How do I automate the number of clusters?

Question:

I’ve been playing with the below script:

from sklearn.feature_extraction.text import TfidfVectorizer
from sklearn.cluster import KMeans
from sklearn.metrics import adjusted_rand_score
import textract
import os

folder_to_scan = '/media/sf_Documents/clustering'
dict_of_docs = {}

# Gets all the files to scan with textract
for root, sub, files in os.walk(folder_to_scan):
    for file in files:
        full_path = os.path.join(root, file)
        print(f'Processing {file}')
        try:
            text = textract.process(full_path)
            dict_of_docs[file] = text
        except Exception as e:
            print(e)


vectorizer = TfidfVectorizer(stop_words='english')
X = vectorizer.fit_transform(dict_of_docs.values())

true_k = 3
model = KMeans(n_clusters=true_k, init='k-means++', max_iter=100, n_init=1)
model.fit(X)

print("Top terms per cluster:")
order_centroids = model.cluster_centers_.argsort()[:, ::-1]
terms = vectorizer.get_feature_names()
for i in range(true_k):
    print("Cluster %d:" % i,)
    for ind in order_centroids[i, :10]:
        print(' %s' % terms[ind],)

It scans a folder of images that are scanned documents, extracts the text then clusters the text. I know for a fact there are 3 different types of documents, so I set the true_k to 3. But what if I had a folder of unknown documents where there could be anythings from 1 to 100s of different document types.

Asked By: Ari

||

Answers:

This is a slippery field because it is very difficult to measure how “good” your clustering algorithm works without any ground truth labels. In order to make an automatic selection, you need to have a metrics that will compare how KMeans performs for different values of n_clusters.

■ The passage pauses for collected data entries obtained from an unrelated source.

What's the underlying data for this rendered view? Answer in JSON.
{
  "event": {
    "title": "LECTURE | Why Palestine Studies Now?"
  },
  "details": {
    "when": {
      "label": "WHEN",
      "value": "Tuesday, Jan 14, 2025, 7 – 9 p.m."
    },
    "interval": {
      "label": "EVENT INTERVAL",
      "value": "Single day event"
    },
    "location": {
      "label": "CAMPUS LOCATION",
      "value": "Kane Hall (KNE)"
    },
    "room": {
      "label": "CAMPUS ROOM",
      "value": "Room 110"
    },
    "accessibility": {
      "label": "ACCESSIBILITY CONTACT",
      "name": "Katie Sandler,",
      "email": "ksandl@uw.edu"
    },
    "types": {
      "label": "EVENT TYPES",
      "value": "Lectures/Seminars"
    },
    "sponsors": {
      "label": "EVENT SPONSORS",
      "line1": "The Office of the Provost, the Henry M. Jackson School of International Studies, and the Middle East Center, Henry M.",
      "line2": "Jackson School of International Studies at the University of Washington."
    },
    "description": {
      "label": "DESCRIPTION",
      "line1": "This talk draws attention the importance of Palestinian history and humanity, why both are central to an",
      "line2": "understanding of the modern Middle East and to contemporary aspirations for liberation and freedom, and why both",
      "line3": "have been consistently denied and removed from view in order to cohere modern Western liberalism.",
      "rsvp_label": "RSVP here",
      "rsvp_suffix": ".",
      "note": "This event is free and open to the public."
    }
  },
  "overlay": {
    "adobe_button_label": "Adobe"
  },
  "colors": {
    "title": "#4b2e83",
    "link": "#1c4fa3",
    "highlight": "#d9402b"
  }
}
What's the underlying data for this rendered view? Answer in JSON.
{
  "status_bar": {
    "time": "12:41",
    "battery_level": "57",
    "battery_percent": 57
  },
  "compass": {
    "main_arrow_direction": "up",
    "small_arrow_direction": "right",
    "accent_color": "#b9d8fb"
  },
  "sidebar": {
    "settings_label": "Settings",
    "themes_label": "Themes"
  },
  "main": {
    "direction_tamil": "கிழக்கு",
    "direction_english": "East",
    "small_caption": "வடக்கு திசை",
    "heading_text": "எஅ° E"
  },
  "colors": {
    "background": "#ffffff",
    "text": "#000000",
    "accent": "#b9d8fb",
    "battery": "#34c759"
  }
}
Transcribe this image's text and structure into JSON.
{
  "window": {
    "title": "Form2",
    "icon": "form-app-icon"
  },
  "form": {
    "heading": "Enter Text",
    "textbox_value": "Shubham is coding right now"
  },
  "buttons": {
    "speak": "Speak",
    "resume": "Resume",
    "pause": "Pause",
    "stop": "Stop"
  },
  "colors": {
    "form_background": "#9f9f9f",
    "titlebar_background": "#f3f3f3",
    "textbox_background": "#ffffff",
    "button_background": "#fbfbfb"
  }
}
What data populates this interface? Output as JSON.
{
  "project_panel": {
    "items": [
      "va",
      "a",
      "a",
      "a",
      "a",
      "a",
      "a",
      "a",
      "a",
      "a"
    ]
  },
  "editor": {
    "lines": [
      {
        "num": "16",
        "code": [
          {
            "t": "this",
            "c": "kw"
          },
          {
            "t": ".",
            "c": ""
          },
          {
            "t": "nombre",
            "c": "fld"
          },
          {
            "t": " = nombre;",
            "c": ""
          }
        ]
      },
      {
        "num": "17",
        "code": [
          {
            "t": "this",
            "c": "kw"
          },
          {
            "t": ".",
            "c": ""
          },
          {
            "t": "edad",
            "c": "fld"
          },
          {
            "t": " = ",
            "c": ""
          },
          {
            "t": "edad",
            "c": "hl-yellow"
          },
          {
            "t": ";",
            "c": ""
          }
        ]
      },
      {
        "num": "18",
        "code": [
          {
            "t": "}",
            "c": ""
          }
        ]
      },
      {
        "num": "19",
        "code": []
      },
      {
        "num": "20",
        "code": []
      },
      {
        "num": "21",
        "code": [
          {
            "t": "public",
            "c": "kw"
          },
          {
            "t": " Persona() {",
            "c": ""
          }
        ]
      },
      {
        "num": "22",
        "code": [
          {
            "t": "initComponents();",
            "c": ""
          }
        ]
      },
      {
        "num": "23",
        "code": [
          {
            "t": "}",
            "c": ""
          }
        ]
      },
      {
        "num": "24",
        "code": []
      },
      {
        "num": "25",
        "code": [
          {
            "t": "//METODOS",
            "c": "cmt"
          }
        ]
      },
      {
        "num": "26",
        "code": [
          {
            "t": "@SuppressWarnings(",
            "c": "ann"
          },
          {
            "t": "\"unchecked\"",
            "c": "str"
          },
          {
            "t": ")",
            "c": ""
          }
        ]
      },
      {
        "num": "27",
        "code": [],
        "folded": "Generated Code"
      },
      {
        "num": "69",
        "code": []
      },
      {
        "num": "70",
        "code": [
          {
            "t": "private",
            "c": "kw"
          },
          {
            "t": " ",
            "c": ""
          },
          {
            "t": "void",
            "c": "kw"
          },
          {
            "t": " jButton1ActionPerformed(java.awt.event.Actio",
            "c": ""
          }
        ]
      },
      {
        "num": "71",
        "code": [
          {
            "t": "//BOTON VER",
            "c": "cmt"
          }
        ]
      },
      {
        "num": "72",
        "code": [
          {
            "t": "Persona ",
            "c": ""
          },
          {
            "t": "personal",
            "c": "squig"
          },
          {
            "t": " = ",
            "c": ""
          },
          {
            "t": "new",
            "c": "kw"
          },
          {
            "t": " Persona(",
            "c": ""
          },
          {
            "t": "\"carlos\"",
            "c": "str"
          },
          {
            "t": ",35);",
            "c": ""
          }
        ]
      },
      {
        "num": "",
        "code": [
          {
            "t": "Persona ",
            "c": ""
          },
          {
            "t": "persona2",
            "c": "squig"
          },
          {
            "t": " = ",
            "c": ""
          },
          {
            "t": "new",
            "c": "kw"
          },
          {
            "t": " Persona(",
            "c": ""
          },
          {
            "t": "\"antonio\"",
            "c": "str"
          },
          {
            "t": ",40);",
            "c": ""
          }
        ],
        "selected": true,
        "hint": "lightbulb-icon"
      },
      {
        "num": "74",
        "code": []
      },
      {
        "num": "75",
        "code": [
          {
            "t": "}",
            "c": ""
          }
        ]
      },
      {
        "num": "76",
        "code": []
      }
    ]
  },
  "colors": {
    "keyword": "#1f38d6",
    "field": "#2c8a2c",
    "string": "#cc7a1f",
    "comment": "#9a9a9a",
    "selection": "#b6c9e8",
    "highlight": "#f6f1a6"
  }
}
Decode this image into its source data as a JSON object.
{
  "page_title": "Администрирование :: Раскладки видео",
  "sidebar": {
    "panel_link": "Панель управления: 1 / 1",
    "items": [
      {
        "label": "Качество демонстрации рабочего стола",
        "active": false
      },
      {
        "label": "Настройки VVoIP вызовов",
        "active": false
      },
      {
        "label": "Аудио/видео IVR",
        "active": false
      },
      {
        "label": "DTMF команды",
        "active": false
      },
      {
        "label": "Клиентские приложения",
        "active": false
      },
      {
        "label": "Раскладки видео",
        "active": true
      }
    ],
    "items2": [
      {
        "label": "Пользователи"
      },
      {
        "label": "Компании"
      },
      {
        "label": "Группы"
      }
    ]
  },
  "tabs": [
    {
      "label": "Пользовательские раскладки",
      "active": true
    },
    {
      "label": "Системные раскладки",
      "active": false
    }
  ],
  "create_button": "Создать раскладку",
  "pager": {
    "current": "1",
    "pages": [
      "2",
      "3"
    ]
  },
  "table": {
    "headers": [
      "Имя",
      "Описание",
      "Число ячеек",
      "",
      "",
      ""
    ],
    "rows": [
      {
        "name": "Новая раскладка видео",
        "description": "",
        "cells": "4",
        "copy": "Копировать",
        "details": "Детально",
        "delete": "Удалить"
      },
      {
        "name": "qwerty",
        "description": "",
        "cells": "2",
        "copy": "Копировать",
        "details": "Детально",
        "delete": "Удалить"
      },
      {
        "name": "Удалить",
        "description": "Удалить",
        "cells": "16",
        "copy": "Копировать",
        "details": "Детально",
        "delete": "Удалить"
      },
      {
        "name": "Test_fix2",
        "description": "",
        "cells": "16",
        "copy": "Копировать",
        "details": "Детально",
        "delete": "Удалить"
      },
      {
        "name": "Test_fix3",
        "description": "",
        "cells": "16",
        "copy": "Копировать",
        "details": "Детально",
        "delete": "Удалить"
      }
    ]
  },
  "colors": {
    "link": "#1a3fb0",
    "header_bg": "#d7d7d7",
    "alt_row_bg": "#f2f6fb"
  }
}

A popular choice is the silhouette score. You can find more details about it here. Here is the scikit-learn documentation:

The Silhouette Coefficient is calculated using the mean intra-cluster distance (a) and the mean nearest-cluster distance (b) for each sample. The Silhouette Coefficient for a sample is (b – a) / max(a, b). To clarify, b is the distance between a sample and the nearest cluster that the sample is not a part of. Note that Silhouette Coefficient is only defined if number of labels is 2 <= n_labels <= n_samples – 1.

As a result, you can only compute the silhouette score for n_clusters >= 2, (which might be a limitation for you given your problem description unfortunately).

This is how you would use it on a dummy data set (you can adapt it to your code then, it is just to have a reproducible example):

from sklearn.datasets import load_iris
from sklearn.cluster import KMeans
from sklearn.metrics import silhouette_score

iris = load_iris()
X = iris.data

sil_score_max = -1 #this is the minimum possible score

for n_clusters in range(2,10):
  model = KMeans(n_clusters = n_clusters, init='k-means++', max_iter=100, n_init=1)
  labels = model.fit_predict(X)
  sil_score = silhouette_score(X, labels)
  print("The average silhouette score for %i clusters is %0.2f" %(n_clusters,sil_score))
  if sil_score > sil_score_max:
    sil_score_max = sil_score
    best_n_clusters = n_clusters

This will return:

The average silhouette score for 2 clusters is 0.68
The average silhouette score for 3 clusters is 0.55
The average silhouette score for 4 clusters is 0.50
The average silhouette score for 5 clusters is 0.49
The average silhouette score for 6 clusters is 0.36
The average silhouette score for 7 clusters is 0.46
The average silhouette score for 8 clusters is 0.34
The average silhouette score for 9 clusters is 0.31

And thus you will have best_n_clusters = 2 (NB: in reality, Iris has three classes…)

Answered By: MaximeKan